In the wake of a UCC Confessions post lambasting tracksuit-wearers, guest editor Sinead Gallivan wore the same outfit to college for a week to see if people really care what you wear to college.
As if from thin air, UCConfessions emerged on Twitter as a much-followed confessional page, offering UCC students an opportunity to post their unfiltered thoughts — leading to outrage and potential romances. How could we forget the Boole Library romance?
Recently, the page posted a ‘confession’ where one student lambasted people on campus for wearing tracksuits. The confessor boasted that they like to put in an effort for college and care about their appearance.
It led me to wonder—although the central message of the column—is it true that nobody actually cares what anyone else wears to college? Having been almost €300 in debt for over a month after buying a North Face puffer jacket at the start of the year I half-hoped this wasn’t true.
So, I jumped at the chance to have my own Week in My Wardrobe debut, and decided I would wear the same outfit (washed nightly, dried on the rads while my mom yelped about the price of having them on just to dry clothes).
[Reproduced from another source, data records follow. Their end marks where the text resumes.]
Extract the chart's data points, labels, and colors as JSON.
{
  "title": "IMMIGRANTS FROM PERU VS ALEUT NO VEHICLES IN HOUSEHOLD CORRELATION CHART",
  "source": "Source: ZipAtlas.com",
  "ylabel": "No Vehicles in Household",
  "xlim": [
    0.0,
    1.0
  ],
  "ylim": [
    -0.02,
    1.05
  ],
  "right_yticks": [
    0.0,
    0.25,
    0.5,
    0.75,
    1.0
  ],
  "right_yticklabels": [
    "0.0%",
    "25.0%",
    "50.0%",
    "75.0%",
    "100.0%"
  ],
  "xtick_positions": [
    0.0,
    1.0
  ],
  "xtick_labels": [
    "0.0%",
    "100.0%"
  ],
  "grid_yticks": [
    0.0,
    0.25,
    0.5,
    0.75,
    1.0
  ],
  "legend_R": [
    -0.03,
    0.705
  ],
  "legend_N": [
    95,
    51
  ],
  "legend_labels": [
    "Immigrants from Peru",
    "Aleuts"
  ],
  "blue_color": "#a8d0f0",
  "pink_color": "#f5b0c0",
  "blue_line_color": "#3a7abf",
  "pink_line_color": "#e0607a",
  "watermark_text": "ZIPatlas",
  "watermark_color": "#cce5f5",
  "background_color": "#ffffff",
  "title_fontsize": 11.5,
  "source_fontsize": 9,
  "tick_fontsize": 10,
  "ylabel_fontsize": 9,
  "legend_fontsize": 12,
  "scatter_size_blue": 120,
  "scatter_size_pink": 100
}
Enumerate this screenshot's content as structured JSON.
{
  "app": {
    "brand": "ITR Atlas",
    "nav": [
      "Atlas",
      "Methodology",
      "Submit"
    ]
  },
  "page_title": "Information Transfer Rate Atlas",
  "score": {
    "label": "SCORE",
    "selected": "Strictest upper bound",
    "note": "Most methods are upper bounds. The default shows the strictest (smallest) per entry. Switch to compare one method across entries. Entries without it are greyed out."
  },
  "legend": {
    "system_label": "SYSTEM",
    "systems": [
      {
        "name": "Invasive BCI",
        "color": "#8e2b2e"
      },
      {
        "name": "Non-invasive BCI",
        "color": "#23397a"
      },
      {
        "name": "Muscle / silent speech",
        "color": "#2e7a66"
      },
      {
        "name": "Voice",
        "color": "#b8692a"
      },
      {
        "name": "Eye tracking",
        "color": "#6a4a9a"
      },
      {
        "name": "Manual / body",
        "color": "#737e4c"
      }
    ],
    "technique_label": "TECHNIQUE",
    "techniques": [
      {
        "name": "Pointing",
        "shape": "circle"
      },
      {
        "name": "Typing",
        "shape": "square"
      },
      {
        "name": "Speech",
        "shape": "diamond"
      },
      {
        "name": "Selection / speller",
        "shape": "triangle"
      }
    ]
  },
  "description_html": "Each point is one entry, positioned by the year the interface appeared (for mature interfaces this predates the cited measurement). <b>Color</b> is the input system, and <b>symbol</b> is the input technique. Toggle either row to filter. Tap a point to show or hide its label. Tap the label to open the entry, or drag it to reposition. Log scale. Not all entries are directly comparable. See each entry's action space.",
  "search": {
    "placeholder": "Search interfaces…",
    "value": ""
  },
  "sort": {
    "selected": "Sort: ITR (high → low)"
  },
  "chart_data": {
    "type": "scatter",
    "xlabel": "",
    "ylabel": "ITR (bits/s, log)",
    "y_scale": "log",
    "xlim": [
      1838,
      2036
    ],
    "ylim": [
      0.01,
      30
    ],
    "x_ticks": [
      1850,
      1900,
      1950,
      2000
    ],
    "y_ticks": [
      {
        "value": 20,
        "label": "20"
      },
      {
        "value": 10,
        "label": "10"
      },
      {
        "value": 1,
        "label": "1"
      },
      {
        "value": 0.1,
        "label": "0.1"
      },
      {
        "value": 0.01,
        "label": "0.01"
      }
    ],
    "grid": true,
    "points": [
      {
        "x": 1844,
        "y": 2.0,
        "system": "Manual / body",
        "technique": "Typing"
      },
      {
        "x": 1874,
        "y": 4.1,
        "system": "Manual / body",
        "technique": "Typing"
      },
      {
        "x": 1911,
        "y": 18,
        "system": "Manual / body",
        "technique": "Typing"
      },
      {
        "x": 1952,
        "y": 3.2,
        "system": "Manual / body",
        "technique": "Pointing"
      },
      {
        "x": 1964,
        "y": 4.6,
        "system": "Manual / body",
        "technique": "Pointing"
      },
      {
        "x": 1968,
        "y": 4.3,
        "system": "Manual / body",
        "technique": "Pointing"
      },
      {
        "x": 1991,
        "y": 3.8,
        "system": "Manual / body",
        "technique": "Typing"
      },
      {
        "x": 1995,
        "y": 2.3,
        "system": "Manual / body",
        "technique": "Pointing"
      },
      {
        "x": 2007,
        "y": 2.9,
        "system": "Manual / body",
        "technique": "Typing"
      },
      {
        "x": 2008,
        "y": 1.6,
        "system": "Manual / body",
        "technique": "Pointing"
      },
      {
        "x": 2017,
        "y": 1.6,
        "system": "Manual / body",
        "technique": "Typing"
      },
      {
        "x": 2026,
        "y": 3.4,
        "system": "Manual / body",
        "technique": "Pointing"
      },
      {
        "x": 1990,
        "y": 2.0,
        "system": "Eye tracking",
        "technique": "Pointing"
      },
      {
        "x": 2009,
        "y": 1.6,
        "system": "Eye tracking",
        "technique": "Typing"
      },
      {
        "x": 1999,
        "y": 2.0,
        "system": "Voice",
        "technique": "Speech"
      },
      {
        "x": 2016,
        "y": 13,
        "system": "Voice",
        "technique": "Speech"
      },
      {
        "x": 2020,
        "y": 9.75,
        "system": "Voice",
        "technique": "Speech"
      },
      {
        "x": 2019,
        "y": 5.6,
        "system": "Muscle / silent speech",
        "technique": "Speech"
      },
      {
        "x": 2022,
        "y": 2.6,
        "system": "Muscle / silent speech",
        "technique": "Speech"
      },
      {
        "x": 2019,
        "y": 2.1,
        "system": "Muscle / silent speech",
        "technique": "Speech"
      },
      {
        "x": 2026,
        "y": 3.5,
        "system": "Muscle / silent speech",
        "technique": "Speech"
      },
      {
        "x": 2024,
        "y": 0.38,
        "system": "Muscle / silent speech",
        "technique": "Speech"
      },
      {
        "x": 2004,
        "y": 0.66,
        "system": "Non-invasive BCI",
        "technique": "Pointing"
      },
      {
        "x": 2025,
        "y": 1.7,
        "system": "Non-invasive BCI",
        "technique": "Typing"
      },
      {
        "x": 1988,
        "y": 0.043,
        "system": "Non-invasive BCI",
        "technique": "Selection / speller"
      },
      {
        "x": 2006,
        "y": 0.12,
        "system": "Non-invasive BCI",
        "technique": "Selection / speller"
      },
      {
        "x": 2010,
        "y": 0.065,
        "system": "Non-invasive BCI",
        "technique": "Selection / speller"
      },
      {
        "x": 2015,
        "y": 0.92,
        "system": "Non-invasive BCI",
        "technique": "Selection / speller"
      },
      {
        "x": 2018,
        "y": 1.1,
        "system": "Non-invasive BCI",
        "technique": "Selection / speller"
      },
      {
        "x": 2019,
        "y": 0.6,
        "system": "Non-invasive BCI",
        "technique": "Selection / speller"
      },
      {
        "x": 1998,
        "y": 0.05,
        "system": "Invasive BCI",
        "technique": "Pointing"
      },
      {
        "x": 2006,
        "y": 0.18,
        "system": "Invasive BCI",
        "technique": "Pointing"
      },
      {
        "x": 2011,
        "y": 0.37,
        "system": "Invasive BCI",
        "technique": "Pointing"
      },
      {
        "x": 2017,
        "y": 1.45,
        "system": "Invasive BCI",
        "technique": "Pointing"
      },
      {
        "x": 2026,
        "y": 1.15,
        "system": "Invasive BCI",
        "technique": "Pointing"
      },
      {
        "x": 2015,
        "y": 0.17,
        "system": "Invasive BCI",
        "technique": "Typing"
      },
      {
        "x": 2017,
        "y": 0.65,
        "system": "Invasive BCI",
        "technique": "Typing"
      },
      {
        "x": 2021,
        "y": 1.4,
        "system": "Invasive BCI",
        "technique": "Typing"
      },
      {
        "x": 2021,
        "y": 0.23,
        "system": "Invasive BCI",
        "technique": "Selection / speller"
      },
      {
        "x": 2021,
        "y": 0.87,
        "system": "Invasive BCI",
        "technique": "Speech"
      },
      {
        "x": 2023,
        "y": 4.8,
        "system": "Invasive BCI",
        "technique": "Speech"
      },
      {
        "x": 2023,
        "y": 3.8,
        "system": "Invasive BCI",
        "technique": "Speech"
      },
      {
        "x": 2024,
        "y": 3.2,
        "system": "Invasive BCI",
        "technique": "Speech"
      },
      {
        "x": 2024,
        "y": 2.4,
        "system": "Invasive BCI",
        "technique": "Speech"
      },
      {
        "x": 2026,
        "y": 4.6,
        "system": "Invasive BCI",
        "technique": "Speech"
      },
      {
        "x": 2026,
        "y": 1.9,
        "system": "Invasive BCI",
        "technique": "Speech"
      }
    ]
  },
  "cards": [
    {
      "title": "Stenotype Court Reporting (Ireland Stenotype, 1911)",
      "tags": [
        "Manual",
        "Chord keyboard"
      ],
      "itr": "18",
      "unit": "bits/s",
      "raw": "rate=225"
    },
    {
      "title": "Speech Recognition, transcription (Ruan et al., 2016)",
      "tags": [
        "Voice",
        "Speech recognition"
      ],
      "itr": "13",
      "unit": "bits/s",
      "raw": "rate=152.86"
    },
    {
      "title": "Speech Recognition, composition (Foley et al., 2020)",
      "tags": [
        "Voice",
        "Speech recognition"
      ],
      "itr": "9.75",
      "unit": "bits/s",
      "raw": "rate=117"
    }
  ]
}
Shock horror – Motley fashion editor Paul McLauchlan was on the ball and no one batted an eyelid at my five-times reworn outfit.
When I had my first go at writing this article, I went day by day, analysing the reactions of my friends, people in my course, my family and those familiar faces from around campus whose timetables just seem to magically coincide with yours everyday, as we flock to the student centre for hours-long chit-chats.
I read it back to myself and nearly died from boredom so, in summary, no one noticed until Friday and when they did, nobody particularly cared.
Throughout the week, I learned a lot about my own preconceptions about how we dress ourselves. I felt like people would think I was dirty, hadn’t gone home or couldn’t afford new clothes.
In a capitalist society obsessed with fast fashion, we feel like there’s an expectation to wear different clothes everyday and reinvent our wardrobes, as well as our personal style, on a regular basis as well. I realised at the end of the week that these pressures are primarily self-inflicted and having a Zuckerberg-esque personal uniform actually didn’t make my peers see me as a filthy cretin.
Moreover, I thought that the concept of re-wearing outfits is interesting from a sustainability perspective. Sustainability is a massive buzzword in fashion at the moment but, living in a consumption-driven society, we tend to neglect the fact that wearing clothes you already own is the easiest, cheapest way to make your fashion addiction more sustainable.
That being said, it doesn’t need to be taken to the extreme of wearing one outfit per week, but mixing, matching and reworking bits and bobs already hanging around in your room has an overwhelmingly positive effect on your bank balance as well as the planet.
All things said, I wholeheartedly agree with Paul’s claims that no one really pays attention to what other people wear – at least not in a judgmental sense. The only comments I ever received about my outfit for the week were people asking where I got the massive green puffer from – looking to buy one themselves, not mock my shopping habits.
People care about what you wear, just not in the way you think they do.
As for the jacket, that belongs to my friend. Borrowed indefinitely.